If we look at the 300M participant peak compared to a now 18M (? - I don’t know this number) paid users, that gives us a 15:1 ratio of participants to paid users. What’s the average number of meetings per day for paid and for free users? Maybe someone smarter than me can figure out the ratio of daily meeting participants to paid users to help us map out the future.
Those people are not going to cancel to save $12. Not going to happen, when they can now talk with a half dozen, or a dozen, of their friends all over the country and the world once a month for a couple of hours if they want to. Or a doctor’s office, or a yoga studio, or whatever. One client a month well more than pays for their subscription.

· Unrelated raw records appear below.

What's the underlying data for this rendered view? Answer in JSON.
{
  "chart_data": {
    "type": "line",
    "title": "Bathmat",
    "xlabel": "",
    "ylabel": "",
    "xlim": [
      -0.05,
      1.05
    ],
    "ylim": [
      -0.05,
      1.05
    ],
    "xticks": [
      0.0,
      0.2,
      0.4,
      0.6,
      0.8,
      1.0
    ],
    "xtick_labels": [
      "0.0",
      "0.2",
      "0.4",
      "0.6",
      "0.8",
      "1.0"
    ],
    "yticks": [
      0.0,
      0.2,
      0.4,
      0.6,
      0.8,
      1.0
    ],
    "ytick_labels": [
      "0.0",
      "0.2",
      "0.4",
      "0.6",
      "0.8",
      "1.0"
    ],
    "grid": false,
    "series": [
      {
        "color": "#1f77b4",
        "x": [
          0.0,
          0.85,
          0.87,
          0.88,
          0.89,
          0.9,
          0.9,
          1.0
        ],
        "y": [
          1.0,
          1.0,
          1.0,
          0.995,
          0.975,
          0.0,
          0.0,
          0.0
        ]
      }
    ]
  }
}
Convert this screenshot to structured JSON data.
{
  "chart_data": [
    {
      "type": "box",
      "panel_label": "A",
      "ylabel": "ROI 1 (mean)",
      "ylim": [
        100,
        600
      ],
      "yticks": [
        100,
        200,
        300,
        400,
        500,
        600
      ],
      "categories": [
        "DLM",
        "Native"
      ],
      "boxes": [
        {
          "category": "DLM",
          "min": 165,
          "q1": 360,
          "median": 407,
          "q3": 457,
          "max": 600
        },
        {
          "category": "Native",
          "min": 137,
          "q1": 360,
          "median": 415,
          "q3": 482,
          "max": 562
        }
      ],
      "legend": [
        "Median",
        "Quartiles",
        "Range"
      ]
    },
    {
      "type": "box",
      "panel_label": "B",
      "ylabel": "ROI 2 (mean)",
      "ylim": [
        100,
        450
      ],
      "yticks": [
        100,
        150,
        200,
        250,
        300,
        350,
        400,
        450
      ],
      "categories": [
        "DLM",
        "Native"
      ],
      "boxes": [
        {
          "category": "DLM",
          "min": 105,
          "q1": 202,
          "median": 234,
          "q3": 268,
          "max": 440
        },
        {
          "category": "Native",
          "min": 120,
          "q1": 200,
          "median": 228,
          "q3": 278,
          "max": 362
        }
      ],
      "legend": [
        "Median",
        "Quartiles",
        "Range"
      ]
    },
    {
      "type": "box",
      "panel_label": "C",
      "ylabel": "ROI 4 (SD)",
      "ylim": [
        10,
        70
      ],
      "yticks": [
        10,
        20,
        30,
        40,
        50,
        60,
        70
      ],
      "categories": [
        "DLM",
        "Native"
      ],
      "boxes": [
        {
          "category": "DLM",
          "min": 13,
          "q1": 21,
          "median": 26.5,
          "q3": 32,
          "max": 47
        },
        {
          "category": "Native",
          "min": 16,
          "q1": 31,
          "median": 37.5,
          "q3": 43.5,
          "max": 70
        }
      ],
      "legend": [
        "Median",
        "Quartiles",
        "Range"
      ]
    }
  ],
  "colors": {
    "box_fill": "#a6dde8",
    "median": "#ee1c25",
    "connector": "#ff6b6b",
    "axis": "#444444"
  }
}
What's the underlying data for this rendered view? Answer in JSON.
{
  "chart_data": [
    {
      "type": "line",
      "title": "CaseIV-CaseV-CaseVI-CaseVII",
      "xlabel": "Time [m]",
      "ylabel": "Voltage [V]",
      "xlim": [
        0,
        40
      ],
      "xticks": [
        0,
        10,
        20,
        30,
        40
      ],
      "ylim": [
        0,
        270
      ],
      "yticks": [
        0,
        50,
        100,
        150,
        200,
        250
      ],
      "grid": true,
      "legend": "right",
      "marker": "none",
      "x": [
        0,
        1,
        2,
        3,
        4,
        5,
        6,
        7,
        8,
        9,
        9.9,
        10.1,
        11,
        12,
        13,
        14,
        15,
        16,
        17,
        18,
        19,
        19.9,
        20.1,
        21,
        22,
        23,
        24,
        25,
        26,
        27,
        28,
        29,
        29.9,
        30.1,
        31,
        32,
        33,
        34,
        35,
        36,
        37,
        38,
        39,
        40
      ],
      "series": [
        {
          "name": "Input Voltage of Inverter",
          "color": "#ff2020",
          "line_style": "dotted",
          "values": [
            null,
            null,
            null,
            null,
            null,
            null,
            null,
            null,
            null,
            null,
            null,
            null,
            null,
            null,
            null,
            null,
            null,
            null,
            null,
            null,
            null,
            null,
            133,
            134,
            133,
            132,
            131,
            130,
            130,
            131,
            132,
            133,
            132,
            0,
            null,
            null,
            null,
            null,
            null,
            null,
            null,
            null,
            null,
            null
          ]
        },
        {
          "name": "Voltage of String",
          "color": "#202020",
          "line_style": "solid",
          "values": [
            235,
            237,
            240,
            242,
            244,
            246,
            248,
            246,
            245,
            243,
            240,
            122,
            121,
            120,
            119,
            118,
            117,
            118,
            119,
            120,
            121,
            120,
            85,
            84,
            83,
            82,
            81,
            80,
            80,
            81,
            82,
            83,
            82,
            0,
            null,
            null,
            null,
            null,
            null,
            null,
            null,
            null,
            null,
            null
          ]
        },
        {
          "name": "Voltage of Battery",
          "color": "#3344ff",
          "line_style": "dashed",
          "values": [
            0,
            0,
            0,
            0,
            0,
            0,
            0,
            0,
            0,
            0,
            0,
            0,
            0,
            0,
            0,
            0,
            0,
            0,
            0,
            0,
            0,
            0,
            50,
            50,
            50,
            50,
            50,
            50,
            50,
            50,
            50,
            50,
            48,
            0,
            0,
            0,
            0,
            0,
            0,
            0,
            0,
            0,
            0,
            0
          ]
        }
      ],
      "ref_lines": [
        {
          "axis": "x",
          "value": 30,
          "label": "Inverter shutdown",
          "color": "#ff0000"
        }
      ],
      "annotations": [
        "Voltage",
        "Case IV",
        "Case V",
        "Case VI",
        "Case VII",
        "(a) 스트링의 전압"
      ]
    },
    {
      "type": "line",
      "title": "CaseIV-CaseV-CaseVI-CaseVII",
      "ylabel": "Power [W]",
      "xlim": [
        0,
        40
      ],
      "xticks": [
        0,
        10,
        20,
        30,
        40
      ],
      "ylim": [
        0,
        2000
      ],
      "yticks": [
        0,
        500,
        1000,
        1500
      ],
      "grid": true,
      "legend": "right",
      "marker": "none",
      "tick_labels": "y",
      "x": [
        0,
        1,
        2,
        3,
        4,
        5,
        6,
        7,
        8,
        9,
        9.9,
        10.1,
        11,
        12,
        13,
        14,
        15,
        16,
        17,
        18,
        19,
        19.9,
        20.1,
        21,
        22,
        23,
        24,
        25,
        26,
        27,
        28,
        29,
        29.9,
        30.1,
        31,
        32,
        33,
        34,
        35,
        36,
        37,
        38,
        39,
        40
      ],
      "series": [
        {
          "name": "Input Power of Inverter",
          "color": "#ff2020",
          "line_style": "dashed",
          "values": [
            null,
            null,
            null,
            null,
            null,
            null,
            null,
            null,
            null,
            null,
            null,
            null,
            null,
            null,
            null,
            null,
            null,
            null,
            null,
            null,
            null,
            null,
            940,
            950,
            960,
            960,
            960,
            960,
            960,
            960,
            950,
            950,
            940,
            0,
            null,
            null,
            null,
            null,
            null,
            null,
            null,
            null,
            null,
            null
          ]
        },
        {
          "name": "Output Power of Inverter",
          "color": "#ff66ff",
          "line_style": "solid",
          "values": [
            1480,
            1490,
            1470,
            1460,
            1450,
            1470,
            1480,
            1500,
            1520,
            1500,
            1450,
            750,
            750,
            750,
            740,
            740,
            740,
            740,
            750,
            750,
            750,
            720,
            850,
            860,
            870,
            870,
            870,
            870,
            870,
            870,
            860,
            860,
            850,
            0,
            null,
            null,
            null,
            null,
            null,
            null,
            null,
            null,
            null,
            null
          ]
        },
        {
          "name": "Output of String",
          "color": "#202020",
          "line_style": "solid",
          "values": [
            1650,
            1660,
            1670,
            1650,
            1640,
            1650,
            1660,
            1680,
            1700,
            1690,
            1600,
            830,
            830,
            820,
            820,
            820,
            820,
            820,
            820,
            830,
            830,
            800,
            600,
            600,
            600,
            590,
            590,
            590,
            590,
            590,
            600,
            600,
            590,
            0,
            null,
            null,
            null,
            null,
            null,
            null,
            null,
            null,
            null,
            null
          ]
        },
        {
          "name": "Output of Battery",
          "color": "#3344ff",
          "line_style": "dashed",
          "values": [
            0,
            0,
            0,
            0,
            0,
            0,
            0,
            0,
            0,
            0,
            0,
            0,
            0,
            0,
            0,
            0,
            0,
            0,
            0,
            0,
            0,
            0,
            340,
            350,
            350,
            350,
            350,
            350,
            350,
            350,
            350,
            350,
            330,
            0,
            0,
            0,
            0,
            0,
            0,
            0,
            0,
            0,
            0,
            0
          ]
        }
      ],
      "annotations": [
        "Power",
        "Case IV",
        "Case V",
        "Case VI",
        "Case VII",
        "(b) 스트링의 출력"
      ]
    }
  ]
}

Well, Zoom management thinks otherwise:
Historically, monthly subscribers have a higher churn rate compared to annual or multi-year subscribers. In addition, as governments start to ease shelter-in-place restrictions, we may see a moderation of demand for our services. Given our assumptions on higher churn rate as well as economic uncertainty, we are projecting Q3 and Q4 revenue to be relatively consistent with Q2.
https://www.fool.com/earnings/call-transcripts/2020/06/03/zo…
And that last part is probably what prevented the stock price from taking off. Mr. Market is near-term future-oriented, and Zoom management is saying that revenue the second half of 2021 will be flat compared to the first half. Also, note that as a percentage of revenue, expenses declined, but that trend is going to go the other way, as they said in the call:
In FY '21, we plan to continue investing in R&D to drive innovation and security functionality, including leveraging the expertise and resources from top security firms. Also, we recently announced the addition of two Engineering Centers of Excellence where we expect to add up to 500 software engineers in the next few years. The new R&D centers in Greater Phoenix, Arizona and Pittsburgh, Pennsylvania will both be located near top engineering universities.
Like I said, they could be sandbagging, or maybe they really just don’t know, or some combination of the two. You have no argument from me that Zoom is the go-to video conferencing product for consumers and small businesses. I still think they have a battle in front of them against Cisco and Microsoft, but luckily for Zoom those companies seem to rely more on package deals than having a best-of-breed product. But, of course, we all remember that Beta was better than VHS, in terms of product quality.
One last note on the latest end to end encryption kerfuffle. I think Zoom took the wrong approach for explaining to whom they were going to roll it out. Instead of talking about big brother and government invading privacy, they should have simply said that e2e encryption is an advanced feature for which we need to charge, especially since it’s costing us so much to develop. No-one else gives away e2e encryption video conferencing.